Per esempio, in relazione al
primo obiettivo siamo in ritardo nel rinforzare i regimi moderati arabi del
Mediterraneo perché L’Unione europea è divisa nel volerlo fare. Cosa significa
“rinforzare”? Far vincere attraverso la ricchezza ed il mercato il concetto di
“civiltà secolare” per evitare che cada nell’estremismo religioso, l’obiettivo
del nemico. Si litiga sull’inclusione della Turchia mentre dovrebbe essere
fatta subito. La presidenza italiana della Ue ha guidato un lavoro splendido –
i risultati della conferenza Euromed – per intrecciare una futura comunità
mediterranea, ma la Germania ostacola questo impegno a sud e la Francia lo
tratta in modi troppo ambigui. In generale, senza un’Europa determinata e coesa
all’Occidente manca una gamba per muovere le risorse, militari e finanziarie,
necessarie a raggiungere i primi tre obiettivi. Per inciso, i soldi spesi per
rafforzare l’area sud del Mediterraneo porterebbero anche il beneficio di
ridurre l’immigrazione verso l’Europa, dando quindi un triplo profitto sul
piano della sicurezza, del contenimento demografico e dell’espansione del
mercato. A tale problema ci sono due soluzioni: o Francia e Germania si
decidono a combattere e a sviluppare una “geopolitica economica” seria oppure
dovrà formarsi una “cooperazione rafforzata” tra altri europei per aggiungere
la seconda gamba a quella – stanca – degli americani.
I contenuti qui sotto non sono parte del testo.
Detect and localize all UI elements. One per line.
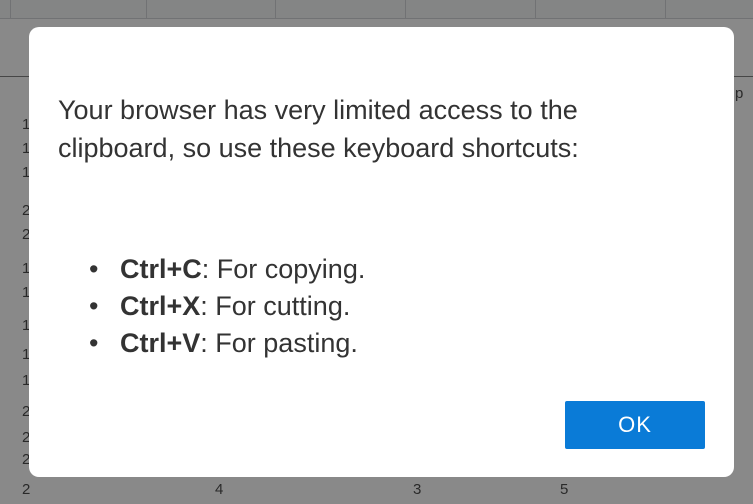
- shortcut-list: • Ctrl+C: For copying. • Ctrl+X: For cutti…: [87, 251, 365, 362]
- bullet-icon: •: [89, 291, 99, 321]
- shortcut-item-copy: • Ctrl+C: For copying.: [87, 251, 365, 288]
- clipboard-dialog: Your browser has very limited access to …: [29, 27, 734, 477]
- shortcut-description: : For cutting.: [200, 291, 351, 321]
- dialog-message: Your browser has very limited access to …: [58, 95, 579, 163]
- shortcut-key: Ctrl+C: [120, 254, 202, 284]
- shortcut-item-paste: • Ctrl+V: For pasting.: [87, 325, 365, 362]
- bullet-icon: •: [89, 328, 99, 358]
- app-window: p 1 1 1 2 2 1 1 1 1 1 2 2 2 2 4 3 5 Your…: [0, 0, 753, 504]
- shortcut-description: : For pasting.: [200, 328, 358, 358]
- shortcut-item-cut: • Ctrl+X: For cutting.: [87, 288, 365, 325]
- shortcut-key: Ctrl+X: [120, 291, 201, 321]
- bullet-icon: •: [89, 254, 99, 284]
- ok-button[interactable]: OK: [565, 401, 705, 449]
- shortcut-description: : For copying.: [201, 254, 366, 284]
- shortcut-key: Ctrl+V: [120, 328, 201, 358]
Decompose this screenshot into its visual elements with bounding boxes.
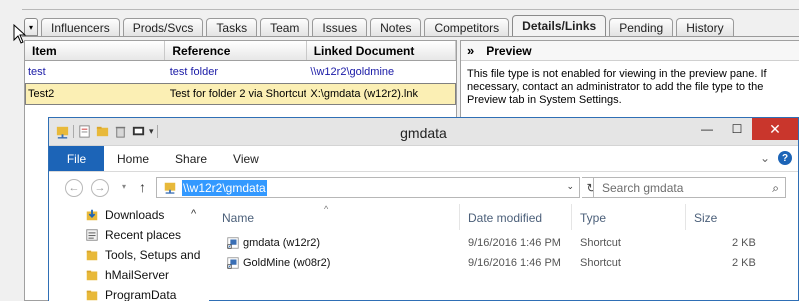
top-divider (22, 0, 799, 10)
tab-team[interactable]: Team (260, 18, 310, 36)
file-date-modified: 9/16/2016 1:46 PM (468, 257, 561, 269)
nav-item-programdata[interactable]: ProgramData (85, 286, 176, 301)
file-date-modified: 9/16/2016 1:46 PM (468, 237, 561, 249)
preview-title: Preview (486, 43, 532, 58)
folder-icon (86, 250, 98, 261)
help-icon[interactable]: ? (778, 151, 792, 165)
column-header-name[interactable]: Name (222, 211, 254, 225)
file-row[interactable]: GoldMine (w08r2) 9/16/2016 1:46 PM Short… (209, 254, 798, 274)
nav-item-label: Recent places (105, 228, 182, 242)
maximize-button[interactable]: ☐ (722, 118, 752, 140)
collapse-preview-icon[interactable]: » (467, 43, 474, 58)
file-row[interactable]: gmdata (w12r2) 9/16/2016 1:46 PM Shortcu… (209, 234, 798, 254)
back-button[interactable]: ← (65, 179, 83, 197)
ribbon-right-controls: ⌄ ? (760, 151, 792, 165)
file-name: GoldMine (w08r2) (243, 257, 331, 269)
file-list: ^ Name Date modified Type Size gmdata (w… (209, 204, 798, 301)
file-type: Shortcut (580, 237, 621, 249)
nav-item-label: ProgramData (105, 288, 177, 301)
row-linked-document: X:\gmdata (w12r2).lnk (310, 88, 418, 100)
column-header-reference[interactable]: Reference (165, 41, 307, 60)
preview-header: » Preview (461, 41, 799, 61)
window-title: gmdata (400, 125, 447, 141)
recent-places-icon (86, 229, 98, 241)
column-header-linked-document[interactable]: Linked Document (307, 41, 456, 60)
tab-pending[interactable]: Pending (609, 18, 674, 36)
tab-competitors[interactable]: Competitors (424, 18, 510, 36)
expand-ribbon-icon[interactable]: ⌄ (760, 151, 770, 165)
row-reference: Test for folder 2 via Shortcut (169, 88, 307, 100)
column-divider[interactable] (459, 204, 460, 230)
minimize-button[interactable]: — (692, 118, 722, 140)
row-item: Test2 (28, 88, 55, 100)
tab-history[interactable]: History (676, 18, 734, 36)
ribbon-tab-file[interactable]: File (49, 146, 104, 171)
address-text[interactable]: \\w12r2\gmdata (182, 179, 267, 196)
tab-prods-svcs[interactable]: Prods/Svcs (122, 18, 204, 36)
navigation-pane: Downloads Recent places Tools, Setups an… (49, 204, 209, 301)
sort-ascending-icon: ^ (324, 204, 329, 214)
row-linked-document: \\w12r2\goldmine (310, 66, 395, 78)
mouse-cursor-icon (13, 24, 27, 44)
detail-tabs: ▾ Influencers Prods/Svcs Tasks Team Issu… (24, 15, 737, 36)
search-icon[interactable]: ⌕ (772, 181, 779, 196)
nav-item-recent-places[interactable]: Recent places (85, 226, 181, 244)
column-headers: ^ Name Date modified Type Size (209, 204, 798, 230)
column-divider[interactable] (685, 204, 686, 230)
column-header-size[interactable]: Size (694, 211, 717, 225)
nav-item-downloads[interactable]: Downloads (85, 206, 164, 224)
nav-item-label: hMailServer (105, 268, 170, 282)
tab-influencers[interactable]: Influencers (41, 18, 120, 36)
forward-button[interactable]: → (91, 179, 109, 197)
shortcut-icon (227, 237, 239, 249)
row-reference: test folder (169, 66, 218, 78)
downloads-icon (86, 209, 98, 221)
grid-header: Item Reference Linked Document (25, 41, 456, 61)
file-size: 2 KB (732, 237, 756, 249)
address-bar-row: ← → ▾ ↑ \\w12r2\gmdata ⌄ ↻ Search gmdata… (49, 172, 798, 202)
ribbon-tabs: File Home Share View (49, 146, 798, 172)
ribbon-tab-home[interactable]: Home (104, 146, 162, 171)
tab-baseline (22, 36, 799, 37)
nav-item-tools-setups[interactable]: Tools, Setups and (85, 246, 207, 264)
up-button[interactable]: ↑ (139, 179, 146, 195)
column-header-date-modified[interactable]: Date modified (468, 211, 542, 225)
search-placeholder: Search gmdata (602, 180, 684, 195)
folder-icon (86, 290, 98, 301)
grid-row-selected[interactable]: Test2 Test for folder 2 via Shortcut X:\… (25, 83, 456, 105)
grid-row[interactable]: test test folder \\w12r2\goldmine (25, 61, 456, 83)
column-header-type[interactable]: Type (580, 211, 606, 225)
file-name: gmdata (w12r2) (243, 237, 321, 249)
preview-message: This file type is not enabled for viewin… (467, 68, 767, 106)
nav-item-label: Tools, Setups and (105, 248, 201, 262)
explorer-window: ▾ gmdata — ☐ ✕ File Home Share View ⌄ ? … (48, 117, 799, 301)
column-divider[interactable] (571, 204, 572, 230)
file-size: 2 KB (732, 257, 756, 269)
row-item: test (28, 66, 46, 78)
title-bar[interactable]: ▾ gmdata — ☐ ✕ (49, 118, 798, 146)
file-type: Shortcut (580, 257, 621, 269)
address-dropdown-icon[interactable]: ⌄ (566, 181, 574, 192)
search-input[interactable]: Search gmdata ⌕ (593, 177, 786, 198)
network-folder-icon (164, 182, 176, 194)
address-field[interactable]: \\w12r2\gmdata ⌄ (156, 177, 580, 198)
recent-locations-icon[interactable]: ▾ (122, 182, 126, 191)
column-header-item[interactable]: Item (25, 41, 166, 60)
tab-issues[interactable]: Issues (312, 18, 368, 36)
tab-notes[interactable]: Notes (370, 18, 422, 36)
ribbon-tab-view[interactable]: View (220, 146, 272, 171)
tab-tasks[interactable]: Tasks (206, 18, 258, 36)
ribbon-tab-share[interactable]: Share (162, 146, 220, 171)
close-button[interactable]: ✕ (752, 118, 798, 140)
nav-item-label: Downloads (105, 208, 165, 222)
tab-details-links[interactable]: Details/Links (512, 15, 607, 36)
nav-item-hmailserver[interactable]: hMailServer (85, 266, 169, 284)
folder-icon (86, 270, 98, 281)
shortcut-icon (227, 257, 239, 269)
collapse-arrow-icon[interactable]: ^ (191, 208, 196, 220)
window-controls: — ☐ ✕ (692, 118, 798, 140)
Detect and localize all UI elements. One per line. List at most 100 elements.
Se la prima opzione, che
auspico ed invoco, non potesse realizzarsi dobbiamo essere pronti in Italia a
cambiare visione accettando la priorità dell’occidentalismo attivo
sull’europeismo passivo.
Restano altri due cambi o raffinamenti di visione per noi. Il primo riguarda il dare più consenso alle azioni offensive. Non mi preoccupa, perché minoranza, una sinistra che non capisce il pericolo degli atteggiamenti rinunciatari di fronte al nemico. Mi preoccupa, invece, la mancanza di determinazione in tanti bravi padri e madri che non colgono la relazione tra il vincere questa guerra presto e bene ed il loro dovere nei confronti dei figli. Spero di aver dato a questi un motivo per pensare in modo realistico: attaccare prima di veder morire i propri cari sotto macerie o per virus. La seconda evoluzione di visione riguarda l’evitare discriminazioni e pregiudizi contro gli islamici residenti da noi. Questo è tra i requisiti principali della nostra sicurezza: non sospettarli in base a stereotipi superficiali, ma renderli nostri alleati contro il nemico fanatico comune. Saranno loro a segnalare alla nostra polizia chi li vuole reclutare nel terrorismo. Saremo noi, facendo sentire loro amicizia ed un modo gentile per educarli alla nostra civiltà, ad evitare che qualcuno di questi, deluso perché discriminato, porti la bomba in casa nostra. E’ una guerra nuova: mai è successo che l’intelligenza e visione del cittadino divenisse un’arma di importanza superiore a quella del soldato.